И решают отправить в разные стороны разведчиков. Я отправляюсь с группой солдат, и вскоре мы выбираемся на опушку леса, где около десятка казаков разложили большой костёр и варят кашу.
Подходим. Казаки флегматично осмотрели нас с ног до головы и, не обращая больше внимания, продолжают свою беседу. Спрашиваю, как выбраться на дорогу. Все равнодушно отвечают:
– Не могим знать.
Молодой красивый казак выхватил из костра горящую головню, взмахнул ею в воздухе, прикурил и снова бросил в огонь. Потом протянул тягучим голосом:
– Война войной, а на бабу охота пуще, чем дома. Потому главное – все твоё, может душа натешиться, только поворачивайся... Вошёл я это в халупу, гляжу: баба, здоровая австриячка, а подле младенчик, с виду быдто жиденок. Глянула стерва – так огнём по всей крови и прошло. Стал её улещивать, тискать да мять – не даётся баба, стыда не забывает. Лицо платком чёрным прикрыла, плачет... Скучно мне стало, и досада берет... Али товарища позвать? Не хочу я на люди грех нести, да и бабой делиться не согласен...
– Какие же вы разведчики, – сердито прерывает рассказчика наш солдат, – ежели вы на самой границе не можете на дорогу вывести!
– Я не сова, чтобы в тёмную ночь по лесам летать, – усмехнулся старший из казаков, и все другие расхохотались.
– А мы, что же, совы, по-твоему? Вас для пользы службы стараться поставили, а вы байками занимаетесь да кашу в полночь варите...
– Ничего, земляк, и мы не балуемся, и нам свово горя полна мера отпущена: война – всем не мать...

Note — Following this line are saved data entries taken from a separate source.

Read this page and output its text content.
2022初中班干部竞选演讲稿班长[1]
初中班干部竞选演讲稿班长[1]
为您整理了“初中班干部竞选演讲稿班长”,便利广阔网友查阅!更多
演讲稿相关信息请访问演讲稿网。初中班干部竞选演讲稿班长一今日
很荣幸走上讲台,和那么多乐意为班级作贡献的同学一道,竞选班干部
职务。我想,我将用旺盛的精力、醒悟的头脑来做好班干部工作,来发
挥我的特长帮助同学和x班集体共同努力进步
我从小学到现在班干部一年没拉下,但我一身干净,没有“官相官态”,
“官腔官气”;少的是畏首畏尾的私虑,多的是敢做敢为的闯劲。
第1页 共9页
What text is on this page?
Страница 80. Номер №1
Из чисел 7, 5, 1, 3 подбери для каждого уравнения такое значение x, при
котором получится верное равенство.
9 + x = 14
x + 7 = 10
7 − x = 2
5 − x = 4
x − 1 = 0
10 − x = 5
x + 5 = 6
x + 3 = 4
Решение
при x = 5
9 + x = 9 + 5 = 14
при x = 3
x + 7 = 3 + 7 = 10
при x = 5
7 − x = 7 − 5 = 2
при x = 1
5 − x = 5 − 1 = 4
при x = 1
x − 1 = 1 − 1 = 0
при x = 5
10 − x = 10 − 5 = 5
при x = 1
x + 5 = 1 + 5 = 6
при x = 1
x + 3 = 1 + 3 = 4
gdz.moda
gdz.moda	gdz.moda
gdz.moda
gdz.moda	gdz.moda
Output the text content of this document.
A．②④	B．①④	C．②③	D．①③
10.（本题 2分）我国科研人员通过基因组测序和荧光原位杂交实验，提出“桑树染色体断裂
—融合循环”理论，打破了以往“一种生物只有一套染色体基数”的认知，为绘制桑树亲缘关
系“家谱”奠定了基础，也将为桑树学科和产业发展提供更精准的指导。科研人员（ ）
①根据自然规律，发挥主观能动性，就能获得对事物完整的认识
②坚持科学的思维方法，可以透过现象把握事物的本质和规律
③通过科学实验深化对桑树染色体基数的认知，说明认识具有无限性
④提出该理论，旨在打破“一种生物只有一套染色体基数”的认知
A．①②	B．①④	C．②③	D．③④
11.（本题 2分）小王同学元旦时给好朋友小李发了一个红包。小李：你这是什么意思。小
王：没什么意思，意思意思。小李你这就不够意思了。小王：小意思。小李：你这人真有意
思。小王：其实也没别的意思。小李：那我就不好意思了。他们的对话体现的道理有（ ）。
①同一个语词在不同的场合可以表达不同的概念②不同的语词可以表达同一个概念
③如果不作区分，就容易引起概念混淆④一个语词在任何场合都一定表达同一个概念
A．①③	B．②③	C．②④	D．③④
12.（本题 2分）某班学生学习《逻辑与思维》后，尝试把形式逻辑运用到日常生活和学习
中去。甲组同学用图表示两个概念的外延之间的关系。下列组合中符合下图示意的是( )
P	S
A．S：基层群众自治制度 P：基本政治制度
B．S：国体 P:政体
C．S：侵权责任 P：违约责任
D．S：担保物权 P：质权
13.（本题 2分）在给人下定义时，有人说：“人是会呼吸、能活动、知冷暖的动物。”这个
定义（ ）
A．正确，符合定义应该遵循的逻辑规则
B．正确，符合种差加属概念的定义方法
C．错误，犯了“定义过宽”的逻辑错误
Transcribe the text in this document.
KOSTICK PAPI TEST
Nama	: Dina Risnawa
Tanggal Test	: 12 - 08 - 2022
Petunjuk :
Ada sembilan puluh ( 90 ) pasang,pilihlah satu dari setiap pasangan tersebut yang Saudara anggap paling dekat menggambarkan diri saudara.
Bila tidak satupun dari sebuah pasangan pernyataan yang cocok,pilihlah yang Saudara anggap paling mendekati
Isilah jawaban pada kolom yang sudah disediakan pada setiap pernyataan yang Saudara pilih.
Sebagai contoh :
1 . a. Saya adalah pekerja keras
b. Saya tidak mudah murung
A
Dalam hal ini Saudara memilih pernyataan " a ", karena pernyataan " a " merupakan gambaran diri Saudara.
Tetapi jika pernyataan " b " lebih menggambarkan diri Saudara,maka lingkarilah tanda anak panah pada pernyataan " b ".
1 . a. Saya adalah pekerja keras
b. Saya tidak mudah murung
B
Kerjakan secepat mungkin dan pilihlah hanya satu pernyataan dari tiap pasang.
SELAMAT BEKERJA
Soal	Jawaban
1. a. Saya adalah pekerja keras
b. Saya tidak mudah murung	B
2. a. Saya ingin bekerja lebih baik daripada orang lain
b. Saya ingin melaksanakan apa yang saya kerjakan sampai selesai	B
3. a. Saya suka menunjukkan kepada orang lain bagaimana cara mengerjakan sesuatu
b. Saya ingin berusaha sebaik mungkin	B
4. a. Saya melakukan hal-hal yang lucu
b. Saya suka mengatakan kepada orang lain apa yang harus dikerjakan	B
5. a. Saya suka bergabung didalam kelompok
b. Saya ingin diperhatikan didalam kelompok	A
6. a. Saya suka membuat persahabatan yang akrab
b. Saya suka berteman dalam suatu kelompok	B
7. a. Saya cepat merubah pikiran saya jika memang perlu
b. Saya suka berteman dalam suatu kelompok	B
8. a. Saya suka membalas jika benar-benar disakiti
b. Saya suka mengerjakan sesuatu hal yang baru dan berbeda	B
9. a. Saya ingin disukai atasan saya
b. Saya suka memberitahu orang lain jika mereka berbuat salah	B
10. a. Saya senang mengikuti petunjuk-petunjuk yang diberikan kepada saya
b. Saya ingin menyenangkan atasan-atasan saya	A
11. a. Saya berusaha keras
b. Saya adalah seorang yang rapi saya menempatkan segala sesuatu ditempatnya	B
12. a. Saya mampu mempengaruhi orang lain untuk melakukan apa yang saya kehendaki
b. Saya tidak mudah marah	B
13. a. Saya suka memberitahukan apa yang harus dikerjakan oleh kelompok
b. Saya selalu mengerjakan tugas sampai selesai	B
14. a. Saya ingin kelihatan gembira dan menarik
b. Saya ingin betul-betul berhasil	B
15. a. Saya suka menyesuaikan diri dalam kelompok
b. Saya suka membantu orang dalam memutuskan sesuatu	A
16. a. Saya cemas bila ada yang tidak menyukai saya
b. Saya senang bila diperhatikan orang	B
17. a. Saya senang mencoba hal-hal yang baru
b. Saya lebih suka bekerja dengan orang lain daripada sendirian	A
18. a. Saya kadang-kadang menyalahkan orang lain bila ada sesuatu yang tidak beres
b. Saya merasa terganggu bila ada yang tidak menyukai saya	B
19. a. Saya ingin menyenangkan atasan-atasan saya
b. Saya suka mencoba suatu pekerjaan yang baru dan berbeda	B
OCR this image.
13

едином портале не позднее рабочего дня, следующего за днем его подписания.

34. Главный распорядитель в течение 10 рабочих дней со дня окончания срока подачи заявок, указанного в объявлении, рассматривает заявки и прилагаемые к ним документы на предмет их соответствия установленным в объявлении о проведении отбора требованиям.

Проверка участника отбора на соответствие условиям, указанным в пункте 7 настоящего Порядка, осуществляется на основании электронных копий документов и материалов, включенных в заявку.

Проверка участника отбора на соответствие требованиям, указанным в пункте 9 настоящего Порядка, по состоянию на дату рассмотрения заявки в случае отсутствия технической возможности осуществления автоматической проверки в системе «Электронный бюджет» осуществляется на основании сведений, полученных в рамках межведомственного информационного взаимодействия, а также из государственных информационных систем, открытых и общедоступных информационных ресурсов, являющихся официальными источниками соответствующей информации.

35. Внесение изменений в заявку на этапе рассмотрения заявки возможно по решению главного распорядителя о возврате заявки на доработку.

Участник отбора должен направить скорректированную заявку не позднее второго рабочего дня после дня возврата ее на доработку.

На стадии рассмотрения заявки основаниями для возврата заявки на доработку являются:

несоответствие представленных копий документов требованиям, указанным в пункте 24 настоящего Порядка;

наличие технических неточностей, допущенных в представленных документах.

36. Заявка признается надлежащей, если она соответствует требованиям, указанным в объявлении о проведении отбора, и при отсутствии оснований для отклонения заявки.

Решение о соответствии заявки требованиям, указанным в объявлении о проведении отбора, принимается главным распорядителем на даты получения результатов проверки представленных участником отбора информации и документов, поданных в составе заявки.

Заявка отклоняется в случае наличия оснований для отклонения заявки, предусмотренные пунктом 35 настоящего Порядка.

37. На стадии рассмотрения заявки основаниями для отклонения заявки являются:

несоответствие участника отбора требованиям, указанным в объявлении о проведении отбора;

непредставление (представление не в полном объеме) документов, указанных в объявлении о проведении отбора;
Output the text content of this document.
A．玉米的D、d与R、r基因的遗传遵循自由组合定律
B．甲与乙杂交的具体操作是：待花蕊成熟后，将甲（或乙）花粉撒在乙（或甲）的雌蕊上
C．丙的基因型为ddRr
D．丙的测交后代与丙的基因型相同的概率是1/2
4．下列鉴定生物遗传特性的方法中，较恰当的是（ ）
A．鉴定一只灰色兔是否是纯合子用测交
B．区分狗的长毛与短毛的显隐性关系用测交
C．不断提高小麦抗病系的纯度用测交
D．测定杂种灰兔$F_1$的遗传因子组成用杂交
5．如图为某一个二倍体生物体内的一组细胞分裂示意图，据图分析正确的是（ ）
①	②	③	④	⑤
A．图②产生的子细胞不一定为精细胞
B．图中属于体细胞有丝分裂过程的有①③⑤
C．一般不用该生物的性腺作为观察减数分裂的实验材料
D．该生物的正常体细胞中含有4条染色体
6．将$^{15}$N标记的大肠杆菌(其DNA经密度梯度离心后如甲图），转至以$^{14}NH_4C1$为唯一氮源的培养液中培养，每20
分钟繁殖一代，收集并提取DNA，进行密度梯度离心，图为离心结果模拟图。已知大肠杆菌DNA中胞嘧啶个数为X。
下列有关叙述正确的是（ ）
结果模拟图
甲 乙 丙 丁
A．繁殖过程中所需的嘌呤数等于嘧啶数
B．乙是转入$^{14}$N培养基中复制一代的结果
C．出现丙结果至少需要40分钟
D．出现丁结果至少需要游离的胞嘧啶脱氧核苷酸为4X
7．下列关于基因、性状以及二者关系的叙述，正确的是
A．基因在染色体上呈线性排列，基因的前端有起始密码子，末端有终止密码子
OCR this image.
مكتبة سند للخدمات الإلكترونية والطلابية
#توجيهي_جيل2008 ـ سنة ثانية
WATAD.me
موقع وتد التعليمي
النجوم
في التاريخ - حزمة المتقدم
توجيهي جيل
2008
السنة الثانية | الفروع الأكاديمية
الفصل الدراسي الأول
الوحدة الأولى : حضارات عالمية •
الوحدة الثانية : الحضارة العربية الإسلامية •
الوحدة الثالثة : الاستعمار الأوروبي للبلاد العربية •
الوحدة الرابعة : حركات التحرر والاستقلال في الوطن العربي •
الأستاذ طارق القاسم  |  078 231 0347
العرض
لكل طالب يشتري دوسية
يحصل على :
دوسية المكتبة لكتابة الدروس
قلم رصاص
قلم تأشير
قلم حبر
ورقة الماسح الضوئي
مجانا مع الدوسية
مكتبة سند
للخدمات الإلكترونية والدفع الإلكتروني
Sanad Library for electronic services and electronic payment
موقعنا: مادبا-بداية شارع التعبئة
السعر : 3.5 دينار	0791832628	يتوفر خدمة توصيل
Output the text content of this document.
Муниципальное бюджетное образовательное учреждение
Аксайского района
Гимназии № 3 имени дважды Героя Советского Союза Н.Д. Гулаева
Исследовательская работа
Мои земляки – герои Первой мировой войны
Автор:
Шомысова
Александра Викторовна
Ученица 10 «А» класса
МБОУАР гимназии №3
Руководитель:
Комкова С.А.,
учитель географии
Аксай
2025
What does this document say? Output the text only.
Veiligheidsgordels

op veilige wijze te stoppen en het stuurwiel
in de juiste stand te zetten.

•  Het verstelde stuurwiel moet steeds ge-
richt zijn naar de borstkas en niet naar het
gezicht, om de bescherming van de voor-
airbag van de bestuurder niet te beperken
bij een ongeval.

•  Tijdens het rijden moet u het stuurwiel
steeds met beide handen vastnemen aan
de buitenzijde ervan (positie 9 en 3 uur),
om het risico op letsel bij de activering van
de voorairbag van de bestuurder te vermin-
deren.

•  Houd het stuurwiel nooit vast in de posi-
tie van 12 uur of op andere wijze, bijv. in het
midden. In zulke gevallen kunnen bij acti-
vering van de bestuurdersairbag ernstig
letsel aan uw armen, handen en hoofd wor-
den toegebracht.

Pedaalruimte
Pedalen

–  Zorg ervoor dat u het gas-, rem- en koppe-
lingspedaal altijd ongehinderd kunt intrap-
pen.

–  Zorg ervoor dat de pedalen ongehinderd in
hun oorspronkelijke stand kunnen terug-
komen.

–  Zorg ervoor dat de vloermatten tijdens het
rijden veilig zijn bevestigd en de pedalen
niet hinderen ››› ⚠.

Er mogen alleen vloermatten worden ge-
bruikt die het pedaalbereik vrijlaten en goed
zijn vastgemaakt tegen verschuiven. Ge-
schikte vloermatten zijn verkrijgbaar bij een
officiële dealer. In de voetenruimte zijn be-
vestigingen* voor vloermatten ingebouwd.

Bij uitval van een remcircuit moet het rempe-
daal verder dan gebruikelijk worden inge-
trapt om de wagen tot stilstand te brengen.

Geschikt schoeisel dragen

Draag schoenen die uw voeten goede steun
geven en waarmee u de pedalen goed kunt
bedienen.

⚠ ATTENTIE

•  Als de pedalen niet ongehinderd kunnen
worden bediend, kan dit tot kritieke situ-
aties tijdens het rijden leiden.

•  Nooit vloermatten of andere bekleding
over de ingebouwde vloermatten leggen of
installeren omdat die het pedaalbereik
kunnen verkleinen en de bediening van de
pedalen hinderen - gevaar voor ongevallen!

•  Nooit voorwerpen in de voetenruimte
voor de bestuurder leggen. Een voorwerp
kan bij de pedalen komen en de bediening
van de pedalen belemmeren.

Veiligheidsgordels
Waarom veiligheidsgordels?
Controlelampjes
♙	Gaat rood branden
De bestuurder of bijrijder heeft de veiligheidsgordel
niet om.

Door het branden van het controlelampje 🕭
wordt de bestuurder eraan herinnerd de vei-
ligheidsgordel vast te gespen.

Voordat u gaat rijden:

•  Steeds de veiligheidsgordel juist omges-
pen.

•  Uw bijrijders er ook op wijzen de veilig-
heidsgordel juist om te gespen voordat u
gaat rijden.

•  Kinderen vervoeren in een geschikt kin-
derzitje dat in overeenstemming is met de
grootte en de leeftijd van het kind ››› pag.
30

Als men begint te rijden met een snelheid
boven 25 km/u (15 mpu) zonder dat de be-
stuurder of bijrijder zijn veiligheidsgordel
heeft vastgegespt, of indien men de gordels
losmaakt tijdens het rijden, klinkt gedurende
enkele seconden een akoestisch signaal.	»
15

– Ты нам про долю сиротскую не рассказывай! – уже со злобой крикнул артиллерист. – Ты мне дорогу кажи, а войну воевать я без тебя сумею...
Казак встал, подбоченился и сурово отчеканил:
– Я приказание исполняю по долгу службы, всю тяготу несу, а про дорогу вон в деревне попытай.. Там вон деревня есть, поза лесом.
– Чего зря время тратить, – сказал сердито артиллерист и, уже уходя, выразительно добавил: – Ни до чего негодный, нестоящий народ – казаки, только у них и войны, что девок портить.
Кто-то из казаков насмешливо гикнул и запел томным голосом нам вслед:
На войне солдаты модны,
По три дня сидят голодны,
Не п...дят, не баламутят,
А от пищи носом крутят.
Любят девушку-красотку —
Под рубашкою чесотка...
Ах, Матрёшка, хороша,
Уж тебя ль не любит вша.
Мы опять вошли в лес, в темноту и гудение. Кое-как доплелись до деревни из десятка тёмных развалившихся шалашей.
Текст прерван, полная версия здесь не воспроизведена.